Responsável por fiscalizar a conduta de magistrados e inspecionar tribunais, o corregedor nacional de Justiça, Mauro Campbell, acompanha de perto a tramitação de processos relacionados à Refit. O monitoramento prévio não tem uma justificativa formal, como uma investigação instaurada ou mesmo denúncia sobre as ações dos magistrados designados para conduzir as ações, o que configura uma ação atípica.

Já com data marcada, o próximo julgamento envolvendo a Refit vai ocorrer no início de março. O TRF-1 julgará recurso da Refit contra a interdição determinada pela Agência Nacional do Petróleo (ANP). O veredicto definirá se a refinaria poderá ou não voltar a funcionar. Ao simplesmente marcar o julgamento, o desembargador federal Rafael Paulo foi acionado por Mauro Campbell.

Em novembro de 2025, o juiz Renato Coelho Borelli, da 4ª Vara Federal Cível do Distrito Federal, registrou nos autos estranheza por conta da comunicação assinada por Campbell. Borelli rejeitou um recurso da Refit que pediu que dois diretores da ANP fossem impedidos de analisar o processo que levou à interdição parcial da refinaria.

Em seu voto, o juiz relatou ter sido informado que “todos os processos relacionados aos efeitos da interdição da Refinaria de Petróleos de Manguinhos, incluindo o presente feito, encontram-se sob monitoramento permanente pelo CNJ, com solicitação de especial atenção na condução das demandas”

.Ele ainda acrescentou que “o acompanhamento institucional reforça a necessidade de condução cuidadosa, transparente e tecnicamente fundamentada, sem prejuízo da independência judicial e da análise rigorosa dos requisitos legais”.

.O Metrópoles questionou a Corregedoria Nacional de Justiça sobre a motivação do acompanhamento e se houve alguma provocação ou denúncia que desencadearam o monitoramento dos processos.

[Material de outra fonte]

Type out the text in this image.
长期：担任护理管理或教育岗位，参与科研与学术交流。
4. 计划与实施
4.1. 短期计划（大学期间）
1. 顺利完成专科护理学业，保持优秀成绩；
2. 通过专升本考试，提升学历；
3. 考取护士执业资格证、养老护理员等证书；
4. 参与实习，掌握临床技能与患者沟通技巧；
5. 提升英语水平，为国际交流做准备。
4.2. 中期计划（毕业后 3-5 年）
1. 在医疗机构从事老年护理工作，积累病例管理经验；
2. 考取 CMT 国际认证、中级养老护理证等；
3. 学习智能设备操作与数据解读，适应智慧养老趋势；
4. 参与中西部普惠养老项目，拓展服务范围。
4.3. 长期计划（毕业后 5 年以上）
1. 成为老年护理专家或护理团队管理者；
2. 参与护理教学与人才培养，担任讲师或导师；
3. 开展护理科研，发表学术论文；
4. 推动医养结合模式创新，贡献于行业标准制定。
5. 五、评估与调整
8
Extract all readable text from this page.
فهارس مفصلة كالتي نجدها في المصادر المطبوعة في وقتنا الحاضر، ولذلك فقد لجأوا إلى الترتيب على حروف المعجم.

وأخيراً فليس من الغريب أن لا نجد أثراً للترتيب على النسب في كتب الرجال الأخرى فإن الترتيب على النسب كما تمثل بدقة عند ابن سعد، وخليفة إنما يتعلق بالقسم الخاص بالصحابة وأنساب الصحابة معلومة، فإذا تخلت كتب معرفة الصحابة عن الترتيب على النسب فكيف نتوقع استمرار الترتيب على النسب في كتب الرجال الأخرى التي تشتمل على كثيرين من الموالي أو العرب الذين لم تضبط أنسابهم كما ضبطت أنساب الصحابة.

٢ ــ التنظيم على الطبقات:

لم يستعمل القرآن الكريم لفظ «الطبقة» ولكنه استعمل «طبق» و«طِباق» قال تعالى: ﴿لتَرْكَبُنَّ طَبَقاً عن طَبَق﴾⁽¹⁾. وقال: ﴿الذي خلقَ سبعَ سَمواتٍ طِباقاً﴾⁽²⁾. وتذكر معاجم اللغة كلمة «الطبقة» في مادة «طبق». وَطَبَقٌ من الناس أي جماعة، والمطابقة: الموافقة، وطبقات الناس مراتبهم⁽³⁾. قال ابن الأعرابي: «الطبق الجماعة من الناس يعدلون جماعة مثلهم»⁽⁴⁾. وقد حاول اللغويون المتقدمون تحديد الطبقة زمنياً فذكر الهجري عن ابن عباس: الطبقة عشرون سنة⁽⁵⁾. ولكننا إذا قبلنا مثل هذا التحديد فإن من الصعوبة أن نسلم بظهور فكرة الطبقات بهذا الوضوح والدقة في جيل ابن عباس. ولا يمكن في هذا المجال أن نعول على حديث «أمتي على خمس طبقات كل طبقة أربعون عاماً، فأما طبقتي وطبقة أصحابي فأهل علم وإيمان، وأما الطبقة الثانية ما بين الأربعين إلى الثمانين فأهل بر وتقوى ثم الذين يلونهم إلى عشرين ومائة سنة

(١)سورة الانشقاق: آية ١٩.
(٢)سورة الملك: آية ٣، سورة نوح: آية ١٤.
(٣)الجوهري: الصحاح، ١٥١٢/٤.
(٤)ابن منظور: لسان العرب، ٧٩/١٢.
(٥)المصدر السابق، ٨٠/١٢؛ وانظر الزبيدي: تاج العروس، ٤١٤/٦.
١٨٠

Em nota, o braço do Conselho Nacional de Justiça (CNJ) não respondeu as perguntas, mas afirmou que “de ofício ou mediante provocação de interessados, determina a abertura de diversos procedimentos sobre recuperações judiciais, especialmente aquelas que envolvem grandes valores”.

A Corregedoria confirmou o monitoramento e disse que é“costumeira a rotina de acompanhamento estratégico de processos sensíveis, como os relacionados à Refit”. Além disso, a nota enviada ao Metrópoles afirma que “o objetivo, portanto, é garantir que a complexidade e a magnitude financeira de tais causas não comprometam a regularidade processual, sem qualquer interferência na autonomia funcional ou na integridade das decisões dos magistrados responsáveis”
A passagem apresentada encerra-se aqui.